We are missing out on the camaraderie of our Commonwealth brother and sisterhood.
We miss out on the competition and the fun.
We miss out on being there flying our flag for the world to see.
We miss out on breaking records or equaling PBs.
We miss out on finding out where we stand in sports rankings.
We miss out on our athletes who could show their potential and get plucked from obscurity to opportunity.
We miss out on the adrenalin rush and the fingernail biting when our team goes out onto the field.
We miss out on the screaming ourselves hoarse.
We miss out on funding for the improvement of athletics.
And most of all we miss out on the memories that our athletes will have created that would have lived with us forever, to be talked about over and over again. For grandchildren to look at pictures and say, "That is my Grandma/grandpa, he/she won gold in New Delhi and that's why I'm like him/her. I'm going for Gold.”

There have been times when I wonder if there was no politics in sports. Everywhere you turn politics rears its head. Not necessarily its ugly head because politics is good. How one uses it makes it bad. Yes, it’s us humans who make politics look bad. As I sit and watch the replays on TV I imagine our athletes competing over there and when a Fijian athlete is about to take part the cameras would pan across the spectators and focus of Fijian supporters sitting in the grandstand holding up placards saying, “Mon, we are here.” Some will have the names of our athletes displayed and many more messages. Some will even display their village name. This will be flashed all over the world and people who never knew where Fiji was would get an eyeful and ask, “Hey. Where is Fiji?” and they will enquire more.

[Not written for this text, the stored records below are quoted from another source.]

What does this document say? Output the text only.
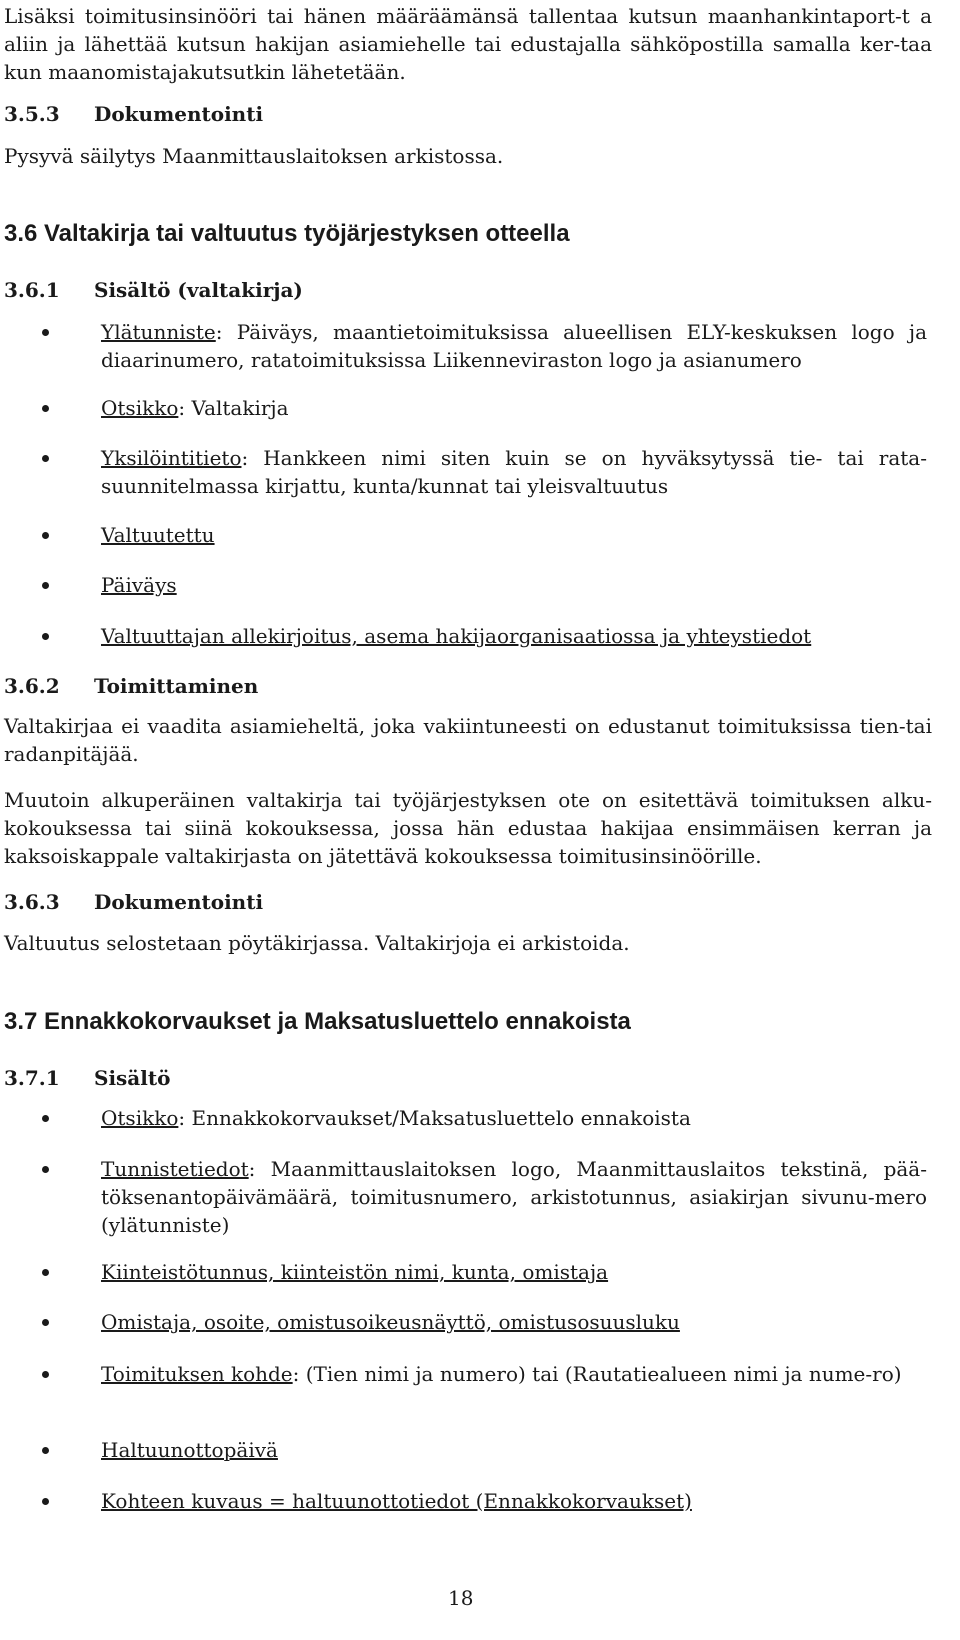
Lisäksi toimitusinsinööri tai hänen määräämänsä tallentaa kutsun maanhankintaport-t a aliin ja lähettää kutsun hakijan asiamiehelle tai edustajalla sähköpostilla samalla ker-taa kun maanomistajakutsutkin lähetetään.

3.5.3 Dokumentointi

Pysyvä säilytys Maanmittauslaitoksen arkistossa.

3.6 Valtakirja tai valtuutus työjärjestyksen otteella
3.6.1 Sisältö (valtakirja)
Ylätunniste: Päiväys, maantietoimituksissa alueellisen ELY-keskuksen logo ja diaarinumero, ratatoimituksissa Liikenneviraston logo ja asianumero
Otsikko: Valtakirja
Yksilöintitieto: Hankkeen nimi siten kuin se on hyväksytyssä tie- tai rata-suunnitelmassa kirjattu, kunta/kunnat tai yleisvaltuutus
Valtuutettu
Päiväys
Valtuuttajan allekirjoitus, asema hakijaorganisaatiossa ja yhteystiedot
3.6.2 Toimittaminen

Valtakirjaa ei vaadita asiamieheltä, joka vakiintuneesti on edustanut toimituksissa tien-tai radanpitäjää.

Muutoin alkuperäinen valtakirja tai työjärjestyksen ote on esitettävä toimituksen alku-kokouksessa tai siinä kokouksessa, jossa hän edustaa hakijaa ensimmäisen kerran ja kaksoiskappale valtakirjasta on jätettävä kokouksessa toimitusinsinöörille.

3.6.3 Dokumentointi

Valtuutus selostetaan pöytäkirjassa. Valtakirjoja ei arkistoida.

3.7 Ennakkokorvaukset ja Maksatusluettelo ennakoista
3.7.1 Sisältö
Otsikko: Ennakkokorvaukset/Maksatusluettelo ennakoista
Tunnistetiedot: Maanmittauslaitoksen logo, Maanmittauslaitos tekstinä, pää-töksenantopäivämäärä, toimitusnumero, arkistotunnus, asiakirjan sivunu-mero (ylätunniste)
Kiinteistötunnus, kiinteistön nimi, kunta, omistaja
Omistaja, osoite, omistusoikeusnäyttö, omistusosuusluku
Toimituksen kohde: (Tien nimi ja numero) tai (Rautatiealueen nimi ja nume-ro)
Haltuunottopäivä
Kohteen kuvaus = haltuunottotiedot (Ennakkokorvaukset)
18
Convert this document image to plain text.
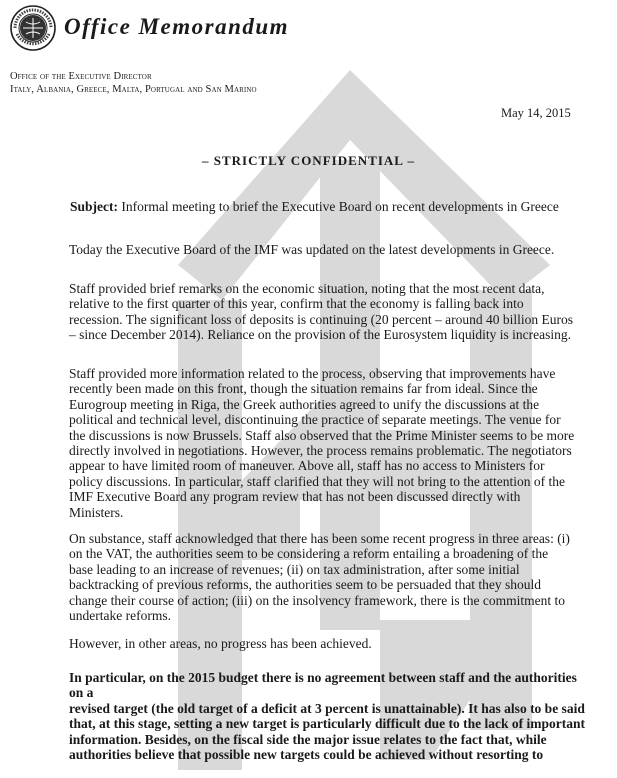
Office Memorandum
Office of the Executive Director
Italy, Albania, Greece, Malta, Portugal and San Marino
May 14, 2015
– STRICTLY CONFIDENTIAL –
Subject: Informal meeting to brief the Executive Board on recent developments in Greece
Today the Executive Board of the IMF was updated on the latest developments in Greece.
Staff provided brief remarks on the economic situation, noting that the most recent data,
relative to the first quarter of this year, confirm that the economy is falling back into
recession. The significant loss of deposits is continuing (20 percent – around 40 billion Euros
– since December 2014). Reliance on the provision of the Eurosystem liquidity is increasing.
Staff provided more information related to the process, observing that improvements have
recently been made on this front, though the situation remains far from ideal. Since the
Eurogroup meeting in Riga, the Greek authorities agreed to unify the discussions at the
political and technical level, discontinuing the practice of separate meetings. The venue for
the discussions is now Brussels. Staff also observed that the Prime Minister seems to be more
directly involved in negotiations. However, the process remains problematic. The negotiators
appear to have limited room of maneuver. Above all, staff has no access to Ministers for
policy discussions. In particular, staff clarified that they will not bring to the attention of the
IMF Executive Board any program review that has not been discussed directly with
Ministers.
On substance, staff acknowledged that there has been some recent progress in three areas: (i)
on the VAT, the authorities seem to be considering a reform entailing a broadening of the
base leading to an increase of revenues; (ii) on tax administration, after some initial
backtracking of previous reforms, the authorities seem to be persuaded that they should
change their course of action; (iii) on the insolvency framework, there is the commitment to
undertake reforms.
However, in other areas, no progress has been achieved.
In particular, on the 2015 budget there is no agreement between staff and the authorities on a
revised target (the old target of a deficit at 3 percent is unattainable). It has also to be said
that, at this stage, setting a new target is particularly difficult due to the lack of important
information. Besides, on the fiscal side the major issue relates to the fact that, while
authorities believe that possible new targets could be achieved without resorting to
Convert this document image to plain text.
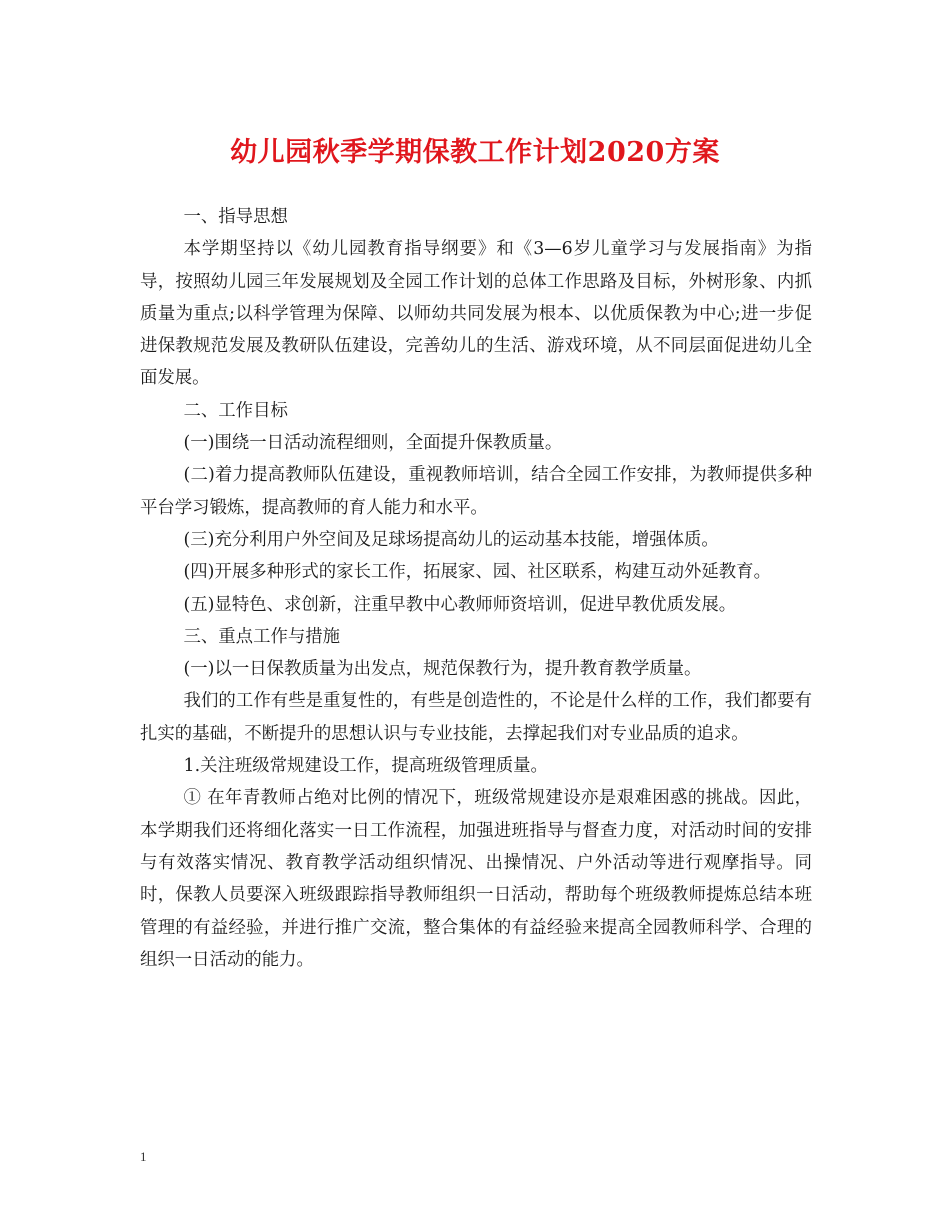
幼儿园秋季学期保教工作计划2020方案

一、指导思想

本学期坚持以《幼儿园教育指导纲要》和《3—6岁儿童学习与发展指南》为指导，按照幼儿园三年发展规划及全园工作计划的总体工作思路及目标，外树形象、内抓质量为重点;以科学管理为保障、以师幼共同发展为根本、以优质保教为中心;进一步促进保教规范发展及教研队伍建设，完善幼儿的生活、游戏环境，从不同层面促进幼儿全面发展。

二、工作目标

(一)围绕一日活动流程细则，全面提升保教质量。

(二)着力提高教师队伍建设，重视教师培训，结合全园工作安排，为教师提供多种平台学习锻炼，提高教师的育人能力和水平。

(三)充分利用户外空间及足球场提高幼儿的运动基本技能，增强体质。

(四)开展多种形式的家长工作，拓展家、园、社区联系，构建互动外延教育。

(五)显特色、求创新，注重早教中心教师师资培训，促进早教优质发展。

三、重点工作与措施

(一)以一日保教质量为出发点，规范保教行为，提升教育教学质量。

我们的工作有些是重复性的，有些是创造性的，不论是什么样的工作，我们都要有扎实的基础，不断提升的思想认识与专业技能，去撑起我们对专业品质的追求。

1.关注班级常规建设工作，提高班级管理质量。

① 在年青教师占绝对比例的情况下，班级常规建设亦是艰难困惑的挑战。因此，本学期我们还将细化落实一日工作流程，加强进班指导与督查力度，对活动时间的安排与有效落实情况、教育教学活动组织情况、出操情况、户外活动等进行观摩指导。同时，保教人员要深入班级跟踪指导教师组织一日活动，帮助每个班级教师提炼总结本班管理的有益经验，并进行推广交流，整合集体的有益经验来提高全园教师科学、合理的组织一日活动的能力。

1
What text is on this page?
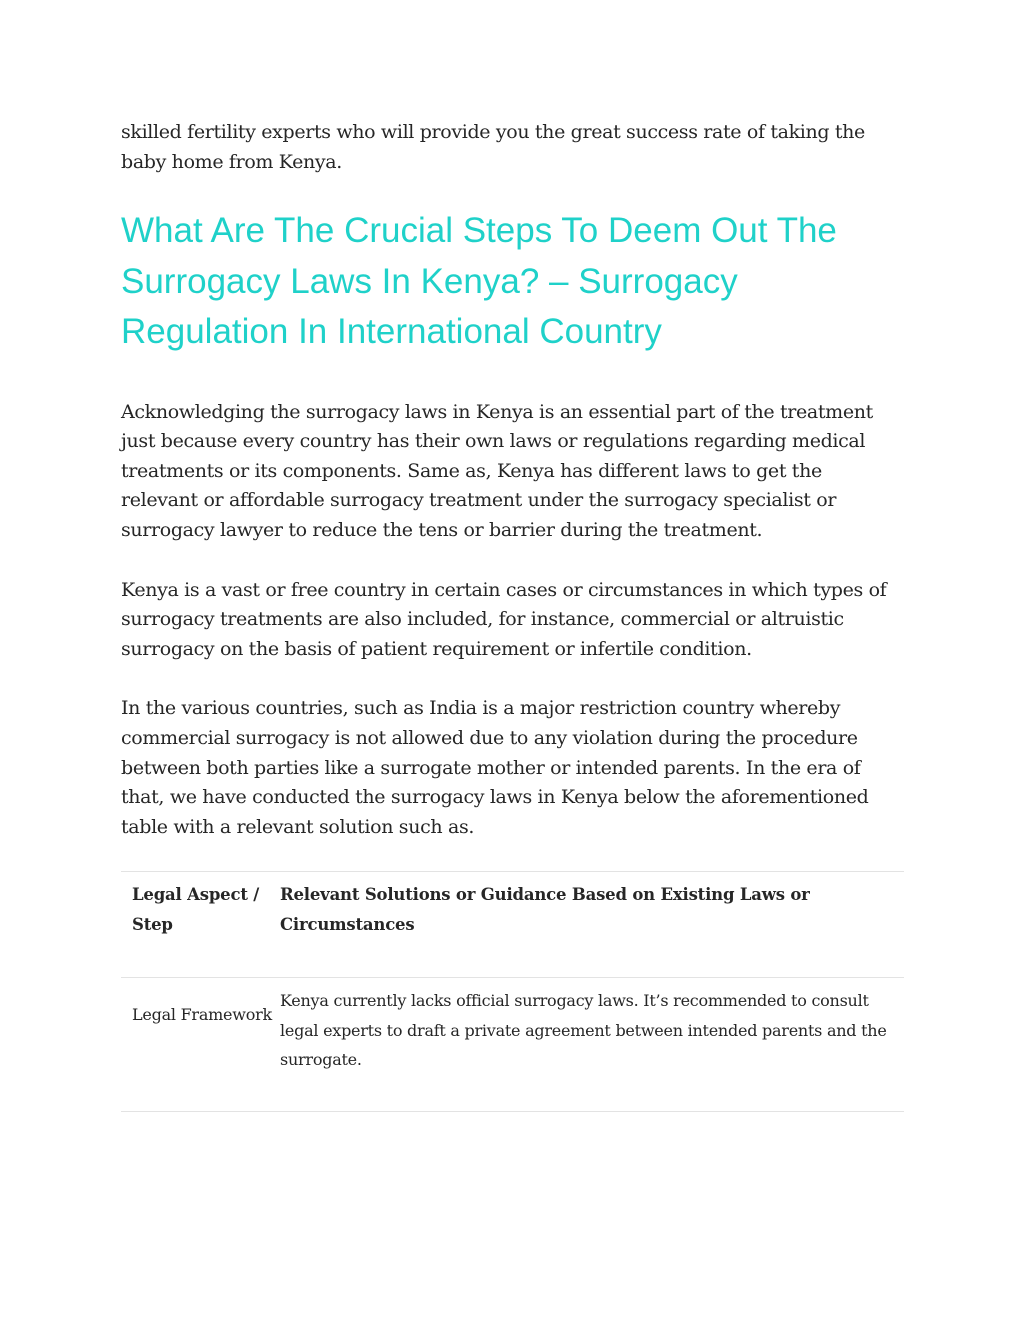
skilled fertility experts who will provide you the great success rate of taking the baby home from Kenya.

What Are The Crucial Steps To Deem Out The Surrogacy Laws In Kenya? – Surrogacy Regulation In International Country

Acknowledging the surrogacy laws in Kenya is an essential part of the treatment just because every country has their own laws or regulations regarding medical treatments or its components. Same as, Kenya has different laws to get the relevant or affordable surrogacy treatment under the surrogacy specialist or surrogacy lawyer to reduce the tens or barrier during the treatment.

Kenya is a vast or free country in certain cases or circumstances in which types of surrogacy treatments are also included, for instance, commercial or altruistic surrogacy on the basis of patient requirement or infertile condition.

In the various countries, such as India is a major restriction country whereby commercial surrogacy is not allowed due to any violation during the procedure between both parties like a surrogate mother or intended parents. In the era of that, we have conducted the surrogacy laws in Kenya below the aforementioned table with a relevant solution such as.

Legal Aspect / Step	Relevant Solutions or Guidance Based on Existing Laws or Circumstances
Legal Framework	Kenya currently lacks official surrogacy laws. It’s recommended to consult legal experts to draft a private agreement between intended parents and the surrogate.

I was talking to someone in Germany on SKYPE and he asked me if Fiji was in Africa. There was another time I was speaking to someone  was from China. She said I had good English and when I told her about China she said, “But everybody knows about China, I don’t know about Fiji. Where is it?” I directed her to the Internet and she found out a little bit more about us. Another time someone from the Netherlands started speaking in French. He though Fiji was a French territory. When I sent him pictures from my collection he said, “Allen, you live in Paradise. Beautiful beaches and smiling people.” Then he saw that we had had political upheavals and asked if all was well. I told him to visit us if he could. He said he was going to put it in his diary and hopefully one day he will come to Fiji. Just imagine if we had been at the Commonwealth Games. We would have sold a little more to the world of who and where we are.

But good luck to the rest of the Games. We'll be back someday. Those who kept us out of the Games can't keep us out forever. Ways will be found for us to return to the  fold. Next Commonwealth Games we hope we'll be there to fly our flag. Meantime, if anyone were to ask, we'll reply, “Yes, we are recovering.”